Occupational therapy (OT) is the use of assessment and intervention to develop, recover, or maintain the meaningful activities, or occupations, of individuals, groups, or communities. Learn more About Occupational Therapy here
It is an allied health profession performed by occupational therapists and occupational therapy assistants (OTA). OTs often work with people with mental health problems, disabilities, injuries, or impairments.
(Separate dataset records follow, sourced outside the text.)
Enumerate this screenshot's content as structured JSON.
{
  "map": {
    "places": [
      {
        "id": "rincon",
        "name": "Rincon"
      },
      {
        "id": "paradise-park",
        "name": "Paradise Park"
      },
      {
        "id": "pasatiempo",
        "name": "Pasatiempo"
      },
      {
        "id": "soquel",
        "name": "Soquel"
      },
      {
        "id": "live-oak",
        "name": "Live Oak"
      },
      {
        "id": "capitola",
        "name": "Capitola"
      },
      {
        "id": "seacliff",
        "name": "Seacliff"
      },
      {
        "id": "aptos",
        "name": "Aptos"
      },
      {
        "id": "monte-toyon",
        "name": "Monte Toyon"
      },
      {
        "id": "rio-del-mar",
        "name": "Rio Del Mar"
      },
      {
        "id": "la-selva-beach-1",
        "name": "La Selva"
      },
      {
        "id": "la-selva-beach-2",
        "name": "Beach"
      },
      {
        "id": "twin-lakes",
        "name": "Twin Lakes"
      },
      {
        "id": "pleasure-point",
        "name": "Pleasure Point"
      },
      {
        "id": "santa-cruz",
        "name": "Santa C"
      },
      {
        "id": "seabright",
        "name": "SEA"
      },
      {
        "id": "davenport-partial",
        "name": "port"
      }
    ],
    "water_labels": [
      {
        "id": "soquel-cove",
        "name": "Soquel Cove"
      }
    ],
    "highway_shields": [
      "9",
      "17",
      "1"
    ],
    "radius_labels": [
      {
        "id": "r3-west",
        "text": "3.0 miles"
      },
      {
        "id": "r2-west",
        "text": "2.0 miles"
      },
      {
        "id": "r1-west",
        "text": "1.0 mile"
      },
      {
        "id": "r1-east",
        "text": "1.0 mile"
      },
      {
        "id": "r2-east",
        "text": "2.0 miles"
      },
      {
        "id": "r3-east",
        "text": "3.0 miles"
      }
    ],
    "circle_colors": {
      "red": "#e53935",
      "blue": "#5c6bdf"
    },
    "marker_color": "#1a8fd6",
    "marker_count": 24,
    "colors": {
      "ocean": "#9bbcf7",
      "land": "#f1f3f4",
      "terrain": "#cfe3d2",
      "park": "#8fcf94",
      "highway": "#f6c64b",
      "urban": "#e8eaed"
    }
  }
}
The American Occupational Therapy Association defines an occupational therapist as someone who:
“helps people across their lifespan participate in the things they want and need to do through the therapeutic use of everyday activities (occupations). Common occupational therapy interventions include helping children with disabilities to participate fully in school and social situations, injury rehabilitation, and providing supports for older adults experiencing physical and cognitive changes.”
Education
Typically, occupational therapists are university-educated professionals and must pass a licensing exam to practice. Occupational therapists often work closely with professionals in physical therapy, speech-language pathology, audiology, nursing, social work, clinical psychology, medicine, and assistive technology.
Philosophical underpinnings of Occupational Therapy
The philosophy of occupational therapy has evolved over the history of the profession.
The philosophy articulated by the founders owed much to the ideals of romanticism, pragmatism, and humanism, which are collectively considered the fundamental ideologies of the past century.
One of the most widely-cited early papers about the philosophy of occupational therapy was presented by Adolf Meyer, a psychiatrist who had emigrated to the United States from Switzerland in the late 19th century and who was invited to present his views to a gathering of the new Occupational Therapy Society in 1922.
At the time, Dr. Meyer was one of the leading psychiatrists in the United States and head of the new psychiatry department and Phipps Clinic at Johns Hopkins University in Baltimore, Maryland.
William Rush Dunton, a supporter of the National Society for the Promotion of Occupational Therapy, now the American Occupational Therapy Association, sought to promote the ideas that occupation is a basic human need, and that occupation is therapeutic.
From his statements came some of the basic assumptions of occupational therapy, which include:
- Occupation has a positive effect on health and well-being.
- Occupation creates structure and organizes time.
- Occupation brings meaning to life, culturally and personally.
- Occupations are individual. People value different occupations.
These assumptions have been developed over time and are the basis of the values that underpin the Codes of Ethics issued by the national associations. The relevance of occupation to health and well-being remains the central theme.
In the 1950s, criticism from medicine and the multitude of disabled World War II veterans resulted in the emergence of a more reductionistic philosophy.
While this approach led to developments in technical knowledge about occupational performance, clinicians became increasingly disillusioned and re-considered these beliefs. As a result, client centeredness and occupation have re-emerged as dominant themes in the profession.
Over the past century, the underlying philosophy of occupational therapy has evolved from being a diversion from illness, to treatment, to enablement through meaningful occupation.
Three commonly mentioned philosophical precepts of occupational therapy are that:
- occupation is necessary for health,
- its theories are based on holism, and
- its central components are people, their occupations (activities), and the environments in which those activities take place.
However, there have been some dissenting voices. Mocellin, in particular, advocated abandoning the notion of health through occupation as he proclaimed it obsolete in the modern world. As well, he questioned the appropriateness of advocating holism when practice rarely supports it.
Some values formulated by the American Occupational Therapy Association have been critiqued as being therapist-centric and do not reflect the modern reality of multicultural practice.
In recent times occupational therapy practitioners have challenged themselves to think more broadly about the potential scope of the profession, and expanded it to include working with groups experiencing occupational injustice stemming from sources other than disability.
Examples of new and emerging practice areas would include therapists working with refugees, children experiencing obesity, and the homeless.